I am thankful for the time we had together. I am thankful that he was ready to meet the Lord when he was called home. I know that I will see him again. Heaven grows sweeter every year.

I was reading in one of our magazines how songs have steered away from talking about heaven. I was reminded of the song that had words to the effect of nobody is talking about going home anymore. I love those songs and they have more meaning every year that I live for the Lord.

Eleven months ago heaven became sweeter.

Friday, February 02, 2007

Happy Birthday Joseph!

Your birthday always reminds me of how we longed for you, how overjoyed we were when you were born, how your Dad thanked me for giving him a beautiful son. I hope this year will give you your heart's desires. No parent could be prouder than I am of my fine son. He is such a blessing. Just tonight he made me dinner over at his house. He has gone to MDAnderson with me and done so much in the absence of his father. He truely is a remarkable young man.

Numbers down 2 Points

It's not a lot but it's better than going up. If only the numbers would go down as fast as they go up. Had my CA 125 taken yesterday and the results were: it is now 68. Was 70 four weeks ago, so it went down.
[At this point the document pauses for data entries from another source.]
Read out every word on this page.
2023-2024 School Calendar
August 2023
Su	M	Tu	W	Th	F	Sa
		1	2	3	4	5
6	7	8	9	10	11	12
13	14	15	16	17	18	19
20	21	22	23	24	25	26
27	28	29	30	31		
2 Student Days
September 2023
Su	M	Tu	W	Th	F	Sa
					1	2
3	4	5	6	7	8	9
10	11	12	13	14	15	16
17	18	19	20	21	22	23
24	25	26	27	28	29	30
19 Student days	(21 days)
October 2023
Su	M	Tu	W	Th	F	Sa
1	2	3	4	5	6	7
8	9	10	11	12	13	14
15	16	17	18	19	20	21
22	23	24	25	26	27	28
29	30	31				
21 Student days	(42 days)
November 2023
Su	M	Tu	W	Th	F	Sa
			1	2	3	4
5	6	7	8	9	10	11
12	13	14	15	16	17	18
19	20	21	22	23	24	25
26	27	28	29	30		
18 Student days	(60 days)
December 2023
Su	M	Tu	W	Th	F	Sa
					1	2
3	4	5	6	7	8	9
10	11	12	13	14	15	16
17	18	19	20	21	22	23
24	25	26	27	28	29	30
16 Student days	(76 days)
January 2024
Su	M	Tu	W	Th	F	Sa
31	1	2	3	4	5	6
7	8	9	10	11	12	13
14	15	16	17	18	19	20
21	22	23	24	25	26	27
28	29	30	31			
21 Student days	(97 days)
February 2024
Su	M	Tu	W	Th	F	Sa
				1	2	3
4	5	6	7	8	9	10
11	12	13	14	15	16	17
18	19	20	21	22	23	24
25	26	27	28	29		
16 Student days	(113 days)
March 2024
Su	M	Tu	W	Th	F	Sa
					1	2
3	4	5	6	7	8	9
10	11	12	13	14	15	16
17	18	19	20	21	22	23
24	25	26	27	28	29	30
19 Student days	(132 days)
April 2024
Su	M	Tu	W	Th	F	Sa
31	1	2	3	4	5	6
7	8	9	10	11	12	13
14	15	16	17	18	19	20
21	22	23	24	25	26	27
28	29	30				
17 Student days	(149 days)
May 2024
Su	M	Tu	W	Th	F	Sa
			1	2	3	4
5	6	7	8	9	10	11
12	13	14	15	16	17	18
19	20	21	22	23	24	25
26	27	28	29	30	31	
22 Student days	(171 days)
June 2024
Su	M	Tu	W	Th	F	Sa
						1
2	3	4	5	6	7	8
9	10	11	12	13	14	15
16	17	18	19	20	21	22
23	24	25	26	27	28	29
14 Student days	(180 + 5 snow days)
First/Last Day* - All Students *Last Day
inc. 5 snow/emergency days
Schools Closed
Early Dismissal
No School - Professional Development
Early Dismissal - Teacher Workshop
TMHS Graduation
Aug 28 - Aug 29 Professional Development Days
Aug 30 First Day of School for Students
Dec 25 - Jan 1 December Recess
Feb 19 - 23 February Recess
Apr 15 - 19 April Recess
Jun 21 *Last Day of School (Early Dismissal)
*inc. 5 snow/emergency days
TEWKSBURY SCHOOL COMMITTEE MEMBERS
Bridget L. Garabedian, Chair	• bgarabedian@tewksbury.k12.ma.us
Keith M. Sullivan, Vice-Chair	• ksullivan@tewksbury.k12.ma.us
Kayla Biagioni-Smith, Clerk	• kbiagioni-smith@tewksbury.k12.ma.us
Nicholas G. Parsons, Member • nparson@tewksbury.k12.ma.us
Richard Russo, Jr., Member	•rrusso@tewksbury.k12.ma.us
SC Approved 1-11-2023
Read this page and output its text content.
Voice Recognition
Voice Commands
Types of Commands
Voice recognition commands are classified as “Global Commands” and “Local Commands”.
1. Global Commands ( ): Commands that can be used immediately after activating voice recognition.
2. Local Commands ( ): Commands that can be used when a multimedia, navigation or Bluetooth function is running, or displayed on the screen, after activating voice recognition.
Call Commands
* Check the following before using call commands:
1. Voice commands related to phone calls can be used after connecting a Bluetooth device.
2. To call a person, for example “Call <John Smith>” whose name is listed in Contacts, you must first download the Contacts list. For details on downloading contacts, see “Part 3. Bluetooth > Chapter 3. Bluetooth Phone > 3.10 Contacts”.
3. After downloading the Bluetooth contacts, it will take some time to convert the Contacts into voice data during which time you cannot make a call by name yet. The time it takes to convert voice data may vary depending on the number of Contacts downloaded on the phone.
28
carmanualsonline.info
I have only two more treatments of this chemo before I return to MDAnderson and have a CT Scan and all to see if this chemo is doing anything to the tumors. So keep me in your prayers. I know you have and Thanks. Won't find out anything new until March 1st. The tests will be run on the 27th.

The doctor did up my dosage of this chemo so I am feeling a little ill, just took a pill and am going to bed. Sleep tight all!